Quando estaciono ela na rua, retorno ao lugar onde a deixei de maneira quase obsessiva, como um portador de toc que continua conferindo se a porta está mesmo trancada. Desço duas vezes por dia ao poste em frente ao trabalho onde a estaciono e suspiro aliviada quando percebo que ela - ao contrário do nosso amor - continua exatamente do jeito e no lugar onde a deixei. Perdi o medo de morrer ao andar com ela na rua. Talvez eu tenha perdido o medo de morrer em qualquer ocasião, por mais mórbido e terrível que isso soe. Tenho mais medo de perdê-la do que tenho de uma queda enquanto atravesso a rotatória onde ninguém tem paciência com ciclistas. Machucado por machucado, os na pele a gente cuida com remédio. As feridas da alma não saem nem com muito choro. Eu suportaria uma fratura exposta qualquer, mas não suportaria outra perda. Cuido bem para manter a bicicleta que você me deu. 

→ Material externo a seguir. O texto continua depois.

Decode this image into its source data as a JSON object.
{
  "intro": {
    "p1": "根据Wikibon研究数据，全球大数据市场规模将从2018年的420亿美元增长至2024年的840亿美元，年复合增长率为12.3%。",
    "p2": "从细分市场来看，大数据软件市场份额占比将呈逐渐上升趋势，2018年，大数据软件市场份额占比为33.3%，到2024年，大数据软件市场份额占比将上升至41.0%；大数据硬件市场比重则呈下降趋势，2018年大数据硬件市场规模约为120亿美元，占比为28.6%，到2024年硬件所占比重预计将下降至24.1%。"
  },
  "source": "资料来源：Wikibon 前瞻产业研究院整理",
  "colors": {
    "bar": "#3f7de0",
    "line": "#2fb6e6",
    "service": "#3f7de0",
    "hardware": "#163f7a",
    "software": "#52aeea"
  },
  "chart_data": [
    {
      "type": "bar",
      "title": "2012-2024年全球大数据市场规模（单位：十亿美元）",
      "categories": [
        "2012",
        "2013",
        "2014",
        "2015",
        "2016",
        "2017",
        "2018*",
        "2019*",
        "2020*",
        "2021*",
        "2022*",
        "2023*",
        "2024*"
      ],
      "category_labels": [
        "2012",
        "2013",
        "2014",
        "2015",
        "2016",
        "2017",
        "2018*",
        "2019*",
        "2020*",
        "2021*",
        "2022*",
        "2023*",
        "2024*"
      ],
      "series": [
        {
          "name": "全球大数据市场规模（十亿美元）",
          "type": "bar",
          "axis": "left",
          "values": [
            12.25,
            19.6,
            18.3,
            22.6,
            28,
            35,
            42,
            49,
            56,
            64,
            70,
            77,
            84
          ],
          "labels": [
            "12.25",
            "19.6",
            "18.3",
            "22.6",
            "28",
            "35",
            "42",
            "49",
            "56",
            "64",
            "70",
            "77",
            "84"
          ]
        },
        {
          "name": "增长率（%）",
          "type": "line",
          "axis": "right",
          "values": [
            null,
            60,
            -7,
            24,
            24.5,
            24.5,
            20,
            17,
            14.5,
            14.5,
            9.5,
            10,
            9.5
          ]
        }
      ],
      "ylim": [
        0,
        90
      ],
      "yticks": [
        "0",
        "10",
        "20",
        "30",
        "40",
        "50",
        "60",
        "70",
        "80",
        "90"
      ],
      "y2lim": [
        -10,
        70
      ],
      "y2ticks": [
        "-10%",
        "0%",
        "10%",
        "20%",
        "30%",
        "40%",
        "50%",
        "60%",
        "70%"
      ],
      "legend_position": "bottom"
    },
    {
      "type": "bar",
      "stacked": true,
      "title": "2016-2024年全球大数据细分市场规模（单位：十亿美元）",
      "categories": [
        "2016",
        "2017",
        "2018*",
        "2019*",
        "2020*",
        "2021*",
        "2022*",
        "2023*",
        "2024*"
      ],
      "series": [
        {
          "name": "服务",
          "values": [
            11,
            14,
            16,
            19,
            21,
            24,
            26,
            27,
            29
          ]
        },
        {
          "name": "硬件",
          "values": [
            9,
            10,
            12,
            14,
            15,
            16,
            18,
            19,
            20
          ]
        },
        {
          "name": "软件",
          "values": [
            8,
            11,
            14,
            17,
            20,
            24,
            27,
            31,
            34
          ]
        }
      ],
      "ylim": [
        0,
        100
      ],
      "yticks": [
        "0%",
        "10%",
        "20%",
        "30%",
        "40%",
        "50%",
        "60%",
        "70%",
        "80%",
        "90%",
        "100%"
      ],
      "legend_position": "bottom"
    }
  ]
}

Meu fôlego continua ruim por mais que eu treine e, enquanto desço com o vento nos meus cabelos cada dia mais curtos pela descida da cascata onde várias vezes te vi, concluo que me levaria muito mais de dois ou três meses pra te acompanhar nos muitos quilômetros que você anda com naturalidade. 

Continuo detestando as subidas todas, minhas pernas não aguentam, meu corpo não aguenta e pelo menos agora eu não choro sentada em um dos bancos de madeira pensando que eu ia demorar muito pra ser mais uma menina do seu role de segunda. 

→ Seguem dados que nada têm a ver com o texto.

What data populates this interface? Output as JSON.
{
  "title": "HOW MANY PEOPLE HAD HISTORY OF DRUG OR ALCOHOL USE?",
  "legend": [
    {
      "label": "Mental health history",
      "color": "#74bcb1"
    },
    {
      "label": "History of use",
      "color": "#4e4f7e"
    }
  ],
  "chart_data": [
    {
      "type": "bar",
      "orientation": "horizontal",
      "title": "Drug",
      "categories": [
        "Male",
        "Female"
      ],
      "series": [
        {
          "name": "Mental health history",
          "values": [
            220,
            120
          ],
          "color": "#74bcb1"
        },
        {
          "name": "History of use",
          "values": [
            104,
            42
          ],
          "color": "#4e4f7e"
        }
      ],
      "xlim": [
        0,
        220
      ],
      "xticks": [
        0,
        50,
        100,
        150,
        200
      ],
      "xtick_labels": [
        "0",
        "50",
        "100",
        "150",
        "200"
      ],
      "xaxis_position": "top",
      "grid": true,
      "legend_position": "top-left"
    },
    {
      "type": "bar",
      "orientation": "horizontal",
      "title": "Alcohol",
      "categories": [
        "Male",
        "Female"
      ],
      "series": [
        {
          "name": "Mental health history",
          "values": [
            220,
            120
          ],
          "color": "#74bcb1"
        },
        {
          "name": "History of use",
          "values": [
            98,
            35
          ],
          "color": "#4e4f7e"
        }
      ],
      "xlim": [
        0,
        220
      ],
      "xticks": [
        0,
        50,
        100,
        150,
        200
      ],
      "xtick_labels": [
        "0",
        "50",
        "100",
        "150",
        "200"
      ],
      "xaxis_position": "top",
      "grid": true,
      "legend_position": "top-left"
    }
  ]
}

Enquanto escrevo o rádio narra a rodada de domingo, e eu me lembro dos vários domingos em que você ocupava comigo o sofá ao lado. Eu, sempre desajeitada, nunca soube muito bem te escolher os filmes certos, preparar um bom lanche ou deixar a TV desligada. Também te disse muito poucas vezes - ou quase nunca - que o simples estar do seu lado assistindo um jogo que não era do meu time me fazia uma pessoa muito próxima do completo.

Às vezes me parece que o mundo inteiro me faz lembrar você. A ausência no sofá da casa, nas quartas-feiras de futebol, nas cervejas do posto onde passo diariamente voltando do trabalho, no vale onde te vi pela última vez, nos eventos pra onde sou convidada e vejo presença confirmada dos seus amigos, no parque que evito aos sábados, porque fatalmente lembraria que foi ali que fazíamos piqueniques aos sábados, e os casais felizes me irritariam. 

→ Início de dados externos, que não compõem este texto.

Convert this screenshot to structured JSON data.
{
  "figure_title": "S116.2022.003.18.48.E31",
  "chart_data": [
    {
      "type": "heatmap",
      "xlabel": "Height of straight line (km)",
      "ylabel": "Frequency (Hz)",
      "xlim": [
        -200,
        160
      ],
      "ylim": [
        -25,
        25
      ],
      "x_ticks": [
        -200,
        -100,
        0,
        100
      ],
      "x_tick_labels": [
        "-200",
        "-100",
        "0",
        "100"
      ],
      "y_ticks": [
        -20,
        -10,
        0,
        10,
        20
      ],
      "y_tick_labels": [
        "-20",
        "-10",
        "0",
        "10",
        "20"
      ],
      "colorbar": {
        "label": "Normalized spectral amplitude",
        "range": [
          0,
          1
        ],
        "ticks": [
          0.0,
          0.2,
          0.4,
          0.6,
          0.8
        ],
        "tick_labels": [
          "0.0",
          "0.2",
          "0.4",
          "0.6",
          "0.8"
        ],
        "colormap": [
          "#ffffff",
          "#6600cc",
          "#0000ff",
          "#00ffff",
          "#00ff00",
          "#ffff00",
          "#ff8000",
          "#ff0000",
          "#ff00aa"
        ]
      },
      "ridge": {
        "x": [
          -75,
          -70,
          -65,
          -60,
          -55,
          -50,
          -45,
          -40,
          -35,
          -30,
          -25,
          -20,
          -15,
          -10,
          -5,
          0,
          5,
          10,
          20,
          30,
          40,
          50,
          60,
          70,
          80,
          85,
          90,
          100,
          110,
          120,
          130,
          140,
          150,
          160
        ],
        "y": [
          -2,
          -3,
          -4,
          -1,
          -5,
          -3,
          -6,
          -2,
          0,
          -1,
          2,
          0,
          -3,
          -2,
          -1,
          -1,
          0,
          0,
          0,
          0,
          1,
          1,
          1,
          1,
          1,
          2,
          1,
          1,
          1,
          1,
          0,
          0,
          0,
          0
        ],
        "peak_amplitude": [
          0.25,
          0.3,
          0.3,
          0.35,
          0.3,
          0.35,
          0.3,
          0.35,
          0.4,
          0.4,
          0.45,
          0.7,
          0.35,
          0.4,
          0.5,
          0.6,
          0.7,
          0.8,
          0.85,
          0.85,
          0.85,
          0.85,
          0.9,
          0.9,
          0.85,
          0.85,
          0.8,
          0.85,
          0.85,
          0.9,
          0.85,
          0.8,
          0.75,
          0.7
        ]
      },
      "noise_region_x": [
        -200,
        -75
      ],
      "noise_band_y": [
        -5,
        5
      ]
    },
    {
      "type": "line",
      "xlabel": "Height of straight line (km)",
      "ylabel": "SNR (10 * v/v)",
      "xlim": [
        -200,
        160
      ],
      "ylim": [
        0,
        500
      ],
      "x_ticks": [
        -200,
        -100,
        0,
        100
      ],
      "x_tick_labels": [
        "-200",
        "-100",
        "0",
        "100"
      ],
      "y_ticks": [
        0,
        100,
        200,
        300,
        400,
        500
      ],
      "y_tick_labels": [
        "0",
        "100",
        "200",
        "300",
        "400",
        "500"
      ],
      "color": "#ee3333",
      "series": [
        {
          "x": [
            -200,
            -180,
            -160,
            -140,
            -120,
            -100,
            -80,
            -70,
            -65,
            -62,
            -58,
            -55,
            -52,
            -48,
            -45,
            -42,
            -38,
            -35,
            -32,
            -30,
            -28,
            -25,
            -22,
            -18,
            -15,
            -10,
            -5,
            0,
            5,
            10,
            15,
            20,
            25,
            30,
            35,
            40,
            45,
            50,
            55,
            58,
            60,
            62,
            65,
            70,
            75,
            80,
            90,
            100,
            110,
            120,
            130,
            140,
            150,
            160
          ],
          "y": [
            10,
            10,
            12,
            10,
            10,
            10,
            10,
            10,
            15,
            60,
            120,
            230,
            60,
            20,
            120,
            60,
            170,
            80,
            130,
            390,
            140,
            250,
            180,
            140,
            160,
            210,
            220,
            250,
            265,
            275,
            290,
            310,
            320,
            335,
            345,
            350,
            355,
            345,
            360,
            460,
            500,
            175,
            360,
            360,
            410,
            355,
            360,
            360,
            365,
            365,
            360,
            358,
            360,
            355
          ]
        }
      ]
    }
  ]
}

Aos domingos sempre acordo me perguntando onde você pode estar, já que agora eu não te ligo mais quando acaba o meu almoço pra saber da sua programação. Nesses mesmos domingos eu não vou mais ao cinema, nem chego tonta de cerveja depois da meia noite, caindo na cama e adormecendo rápido. Faço outras coisas - e evito sempre que posso deixar a tv ligada na rodada do paulista -, mas sempre vai chegar a hora em que lembro de você. Nessas horas, tento lembrar de outra coisa, mas as outras coisas também lembram você. Você roubou meu seriado, porque todas as vezes que assisto girls me lembro de você dizendo que sou a hannah. O fórum onde baixo filmes também me lembra você, e de vez em quando espio seu perfil querendo ter alguma migalha de notícia sua, mesmo sabendo que nada sai dali. 
Nada sai de lugar nenhum, e eu sei que talvez logo eu comece a esquecer o som da sua voz, o jeito como você sorria, e até exatamente as feições do seu rosto, se eu parar de olhar as suas fotos.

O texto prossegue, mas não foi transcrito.